Initial prototyping and testing commenced with ultrasonic sensors but during the project, a new form of sensor was released: the long-range, time-of-flight sensor. This sensor is a fraction of the size of an ultrasonic sensor, and is much more reliable.

The smaller sensor allowed for a drastically smaller design form factor, allowing the design to look even less cumbersome and in the long run, less like an assistive product.

Haptic Feedback

As the design incorporates a sensor and feedback devices, ensuring that the user gets good quality, intuitive haptics is important.

Prototype testing involved designs such as inflation bands and vibrating insoles, but it was discovered that ticking vibrations (similar to sonar) provided the best response for detecting distances, which were prototyped via mini vibration motors and specialised haptic microchips.

Outcome

Through iteratively prototyping and designing hand in hand, the project ended up as a series of wearable units, consisting of a central sensor unit worn on the chest, and feedback units worn on the left and right sides of the body.

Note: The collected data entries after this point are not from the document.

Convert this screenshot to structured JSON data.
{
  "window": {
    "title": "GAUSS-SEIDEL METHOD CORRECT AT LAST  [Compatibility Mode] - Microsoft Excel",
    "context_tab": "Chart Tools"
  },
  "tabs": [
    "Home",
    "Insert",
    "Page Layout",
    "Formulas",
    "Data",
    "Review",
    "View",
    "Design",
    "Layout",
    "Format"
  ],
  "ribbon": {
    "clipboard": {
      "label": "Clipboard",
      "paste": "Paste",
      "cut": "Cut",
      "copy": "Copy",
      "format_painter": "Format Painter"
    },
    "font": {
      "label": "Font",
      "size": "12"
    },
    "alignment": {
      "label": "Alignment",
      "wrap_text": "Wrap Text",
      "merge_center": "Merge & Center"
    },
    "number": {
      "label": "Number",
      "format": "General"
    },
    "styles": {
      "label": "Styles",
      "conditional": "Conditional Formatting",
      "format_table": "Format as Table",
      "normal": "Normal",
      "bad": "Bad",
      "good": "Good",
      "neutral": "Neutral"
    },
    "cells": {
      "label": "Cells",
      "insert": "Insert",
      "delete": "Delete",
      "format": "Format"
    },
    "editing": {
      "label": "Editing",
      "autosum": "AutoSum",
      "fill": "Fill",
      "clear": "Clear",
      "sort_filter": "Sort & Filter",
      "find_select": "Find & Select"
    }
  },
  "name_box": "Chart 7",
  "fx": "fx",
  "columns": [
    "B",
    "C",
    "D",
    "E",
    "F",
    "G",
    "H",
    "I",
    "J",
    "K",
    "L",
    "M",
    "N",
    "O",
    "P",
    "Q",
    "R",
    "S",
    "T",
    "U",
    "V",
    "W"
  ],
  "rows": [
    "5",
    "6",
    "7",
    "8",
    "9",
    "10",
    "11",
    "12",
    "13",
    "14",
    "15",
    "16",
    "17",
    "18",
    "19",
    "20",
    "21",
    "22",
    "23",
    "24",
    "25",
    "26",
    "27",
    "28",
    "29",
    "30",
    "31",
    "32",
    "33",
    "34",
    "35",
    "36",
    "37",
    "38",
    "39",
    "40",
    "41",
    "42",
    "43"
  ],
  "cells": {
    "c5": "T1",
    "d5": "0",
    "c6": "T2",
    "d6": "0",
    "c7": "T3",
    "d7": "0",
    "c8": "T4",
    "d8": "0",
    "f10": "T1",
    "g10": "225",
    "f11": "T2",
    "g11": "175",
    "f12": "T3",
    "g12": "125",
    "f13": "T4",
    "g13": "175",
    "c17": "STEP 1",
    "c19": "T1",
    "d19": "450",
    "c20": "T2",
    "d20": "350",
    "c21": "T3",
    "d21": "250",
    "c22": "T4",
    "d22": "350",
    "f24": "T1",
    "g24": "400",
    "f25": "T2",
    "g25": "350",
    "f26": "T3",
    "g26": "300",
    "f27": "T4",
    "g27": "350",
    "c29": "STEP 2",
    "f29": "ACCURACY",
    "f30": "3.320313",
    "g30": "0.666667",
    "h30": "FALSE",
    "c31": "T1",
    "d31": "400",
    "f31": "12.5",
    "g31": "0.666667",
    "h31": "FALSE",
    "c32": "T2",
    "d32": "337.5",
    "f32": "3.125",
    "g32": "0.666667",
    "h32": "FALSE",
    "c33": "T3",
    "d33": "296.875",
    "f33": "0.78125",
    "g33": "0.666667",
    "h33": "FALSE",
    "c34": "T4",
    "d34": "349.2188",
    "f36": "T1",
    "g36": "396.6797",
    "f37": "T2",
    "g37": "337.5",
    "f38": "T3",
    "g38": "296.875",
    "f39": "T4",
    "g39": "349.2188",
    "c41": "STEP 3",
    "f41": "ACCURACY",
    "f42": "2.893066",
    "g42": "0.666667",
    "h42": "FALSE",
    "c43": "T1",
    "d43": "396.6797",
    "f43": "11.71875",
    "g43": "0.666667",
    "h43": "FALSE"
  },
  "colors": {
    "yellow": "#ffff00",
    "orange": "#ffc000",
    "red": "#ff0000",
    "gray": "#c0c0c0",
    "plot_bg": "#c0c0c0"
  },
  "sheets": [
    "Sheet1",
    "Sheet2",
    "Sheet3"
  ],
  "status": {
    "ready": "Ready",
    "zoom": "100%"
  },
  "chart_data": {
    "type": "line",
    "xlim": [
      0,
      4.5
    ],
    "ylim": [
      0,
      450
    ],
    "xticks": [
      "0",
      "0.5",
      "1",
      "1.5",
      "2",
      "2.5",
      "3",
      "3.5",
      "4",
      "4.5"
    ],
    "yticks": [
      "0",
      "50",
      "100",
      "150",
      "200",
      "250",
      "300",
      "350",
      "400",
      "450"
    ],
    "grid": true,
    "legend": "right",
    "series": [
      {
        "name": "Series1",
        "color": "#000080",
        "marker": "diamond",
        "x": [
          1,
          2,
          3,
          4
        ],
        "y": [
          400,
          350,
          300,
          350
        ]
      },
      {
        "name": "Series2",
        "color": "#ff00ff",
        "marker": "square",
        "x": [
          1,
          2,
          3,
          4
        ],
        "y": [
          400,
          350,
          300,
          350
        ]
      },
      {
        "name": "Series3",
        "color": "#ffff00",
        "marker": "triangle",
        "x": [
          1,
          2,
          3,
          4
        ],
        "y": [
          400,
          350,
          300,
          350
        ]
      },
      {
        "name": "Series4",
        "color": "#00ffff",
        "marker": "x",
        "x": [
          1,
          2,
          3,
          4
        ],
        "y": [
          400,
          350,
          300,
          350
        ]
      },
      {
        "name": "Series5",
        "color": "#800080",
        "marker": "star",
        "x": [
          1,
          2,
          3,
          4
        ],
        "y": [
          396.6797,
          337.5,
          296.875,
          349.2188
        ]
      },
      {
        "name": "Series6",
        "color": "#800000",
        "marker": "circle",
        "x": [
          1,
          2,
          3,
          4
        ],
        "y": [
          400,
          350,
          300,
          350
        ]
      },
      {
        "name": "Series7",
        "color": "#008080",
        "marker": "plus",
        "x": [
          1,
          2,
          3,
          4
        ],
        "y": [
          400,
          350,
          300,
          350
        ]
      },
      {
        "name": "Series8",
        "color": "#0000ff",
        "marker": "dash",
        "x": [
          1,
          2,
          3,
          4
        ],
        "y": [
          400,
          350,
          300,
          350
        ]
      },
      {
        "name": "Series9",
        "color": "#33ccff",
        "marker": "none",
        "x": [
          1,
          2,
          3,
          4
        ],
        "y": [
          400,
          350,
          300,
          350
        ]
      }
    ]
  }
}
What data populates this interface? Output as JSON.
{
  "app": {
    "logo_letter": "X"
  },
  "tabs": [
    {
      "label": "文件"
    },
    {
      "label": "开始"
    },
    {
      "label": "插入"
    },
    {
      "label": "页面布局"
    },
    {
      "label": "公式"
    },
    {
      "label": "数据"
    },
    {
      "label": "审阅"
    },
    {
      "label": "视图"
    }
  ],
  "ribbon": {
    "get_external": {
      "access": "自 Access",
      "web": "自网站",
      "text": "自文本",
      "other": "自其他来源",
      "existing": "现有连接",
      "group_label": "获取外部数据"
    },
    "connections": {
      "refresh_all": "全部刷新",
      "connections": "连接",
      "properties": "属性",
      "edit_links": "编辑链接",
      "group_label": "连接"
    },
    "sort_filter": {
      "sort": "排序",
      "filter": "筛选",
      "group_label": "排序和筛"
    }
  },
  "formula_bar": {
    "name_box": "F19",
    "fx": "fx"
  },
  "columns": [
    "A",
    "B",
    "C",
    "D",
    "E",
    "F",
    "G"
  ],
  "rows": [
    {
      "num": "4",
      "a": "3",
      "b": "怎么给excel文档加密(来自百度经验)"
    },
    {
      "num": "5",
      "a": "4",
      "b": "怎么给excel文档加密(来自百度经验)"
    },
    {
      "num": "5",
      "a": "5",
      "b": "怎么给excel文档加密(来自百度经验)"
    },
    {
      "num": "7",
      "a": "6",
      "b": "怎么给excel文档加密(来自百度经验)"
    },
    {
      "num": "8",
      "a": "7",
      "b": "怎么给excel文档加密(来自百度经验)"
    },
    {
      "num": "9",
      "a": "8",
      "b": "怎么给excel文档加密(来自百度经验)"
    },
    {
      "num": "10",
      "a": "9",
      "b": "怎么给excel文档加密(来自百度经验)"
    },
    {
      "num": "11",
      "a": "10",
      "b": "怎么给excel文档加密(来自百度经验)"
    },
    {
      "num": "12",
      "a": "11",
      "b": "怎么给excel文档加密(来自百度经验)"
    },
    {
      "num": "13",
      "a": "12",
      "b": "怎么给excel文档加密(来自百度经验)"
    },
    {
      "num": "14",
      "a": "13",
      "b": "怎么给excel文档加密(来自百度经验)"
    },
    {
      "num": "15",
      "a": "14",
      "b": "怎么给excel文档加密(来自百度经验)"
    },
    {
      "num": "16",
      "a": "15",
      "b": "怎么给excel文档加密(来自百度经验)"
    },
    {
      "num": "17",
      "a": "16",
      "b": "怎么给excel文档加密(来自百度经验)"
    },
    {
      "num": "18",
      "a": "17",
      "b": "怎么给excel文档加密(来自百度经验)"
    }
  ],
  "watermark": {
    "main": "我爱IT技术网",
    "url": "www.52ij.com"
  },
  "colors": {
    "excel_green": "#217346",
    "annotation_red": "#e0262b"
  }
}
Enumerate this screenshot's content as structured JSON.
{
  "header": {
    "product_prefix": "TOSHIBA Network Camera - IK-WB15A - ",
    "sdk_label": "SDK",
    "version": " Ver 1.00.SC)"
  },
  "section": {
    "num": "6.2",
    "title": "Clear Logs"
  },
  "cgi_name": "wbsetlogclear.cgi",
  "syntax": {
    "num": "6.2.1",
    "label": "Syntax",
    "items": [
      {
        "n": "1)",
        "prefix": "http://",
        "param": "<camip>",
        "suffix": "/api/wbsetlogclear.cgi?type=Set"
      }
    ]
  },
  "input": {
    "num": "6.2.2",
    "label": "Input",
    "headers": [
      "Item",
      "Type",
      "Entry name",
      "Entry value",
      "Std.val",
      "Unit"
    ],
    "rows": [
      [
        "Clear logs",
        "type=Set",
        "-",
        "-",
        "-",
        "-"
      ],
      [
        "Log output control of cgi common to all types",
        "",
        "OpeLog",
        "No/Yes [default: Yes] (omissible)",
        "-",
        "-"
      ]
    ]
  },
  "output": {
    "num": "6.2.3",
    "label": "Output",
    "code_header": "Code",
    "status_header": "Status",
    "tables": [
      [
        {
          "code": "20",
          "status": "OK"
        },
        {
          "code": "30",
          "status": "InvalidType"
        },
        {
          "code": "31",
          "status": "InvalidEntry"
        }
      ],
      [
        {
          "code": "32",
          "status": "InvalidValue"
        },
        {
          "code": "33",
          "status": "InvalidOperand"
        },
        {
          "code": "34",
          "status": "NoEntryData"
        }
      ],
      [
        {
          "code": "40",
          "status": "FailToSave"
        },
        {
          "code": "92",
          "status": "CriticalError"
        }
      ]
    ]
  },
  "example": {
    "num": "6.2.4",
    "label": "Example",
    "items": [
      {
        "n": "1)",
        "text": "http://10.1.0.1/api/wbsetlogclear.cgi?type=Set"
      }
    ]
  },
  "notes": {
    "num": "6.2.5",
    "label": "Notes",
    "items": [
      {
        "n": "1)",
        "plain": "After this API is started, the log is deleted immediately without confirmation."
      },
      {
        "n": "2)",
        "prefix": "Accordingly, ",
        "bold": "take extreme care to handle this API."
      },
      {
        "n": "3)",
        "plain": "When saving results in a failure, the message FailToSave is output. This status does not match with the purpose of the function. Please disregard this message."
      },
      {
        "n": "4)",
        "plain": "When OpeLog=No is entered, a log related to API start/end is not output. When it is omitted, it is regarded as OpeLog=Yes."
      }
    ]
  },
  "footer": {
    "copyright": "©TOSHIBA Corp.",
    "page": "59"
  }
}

All interactions with the units have been taken with touch into consideration. At any given point, by running a finger down the device, the user can detect the state of the system, whether it’s on or off, indoors or outdoors setting, or which orientation the sensor is. Different profiles were given to the sensor (circle), left (square) and right (triangle) units, for the user to immediately tell what they’re touching.

The units are versatile, and by unclipping the top section, allows the user to choose an attachment that suits their needs and style. Charged with a simple 3.3V headphone jack on a custom dock, the units can plug into themselves, creating bracelet or necklace appearances.

‘Maptic’ (a play on map and haptic) was chosen as the brand name, one that doesn’t have immediate medical connotations and would be more closely linked to a lifestyle brand.

Turn by Turn Navigation

A major part of the project is turn by turn navigation, where the user can be directed to a destination via vibrations, not spoken word as is current.
Instead of using an in-built GPS module into the circuitry, increasing the size of the units while decreasing battery life, it was chosen to link the Maptic units to a smartphone, using the current GPS capabilities of the phone and Google Maps API to provide the data for navigation.

While the function is already part of the phone, the interaction is limited to voice input and output. To combat this, a custom app was built with high-contrast colours and shapes, allowing the user to simply tap to go home, or a couple of swipes to a chosen destination. The app also allows the user to check on the status of the units, and if they are paired correctly.
These high contrast colours and geometric shapes ultimately dictated the design language of the branding of the project.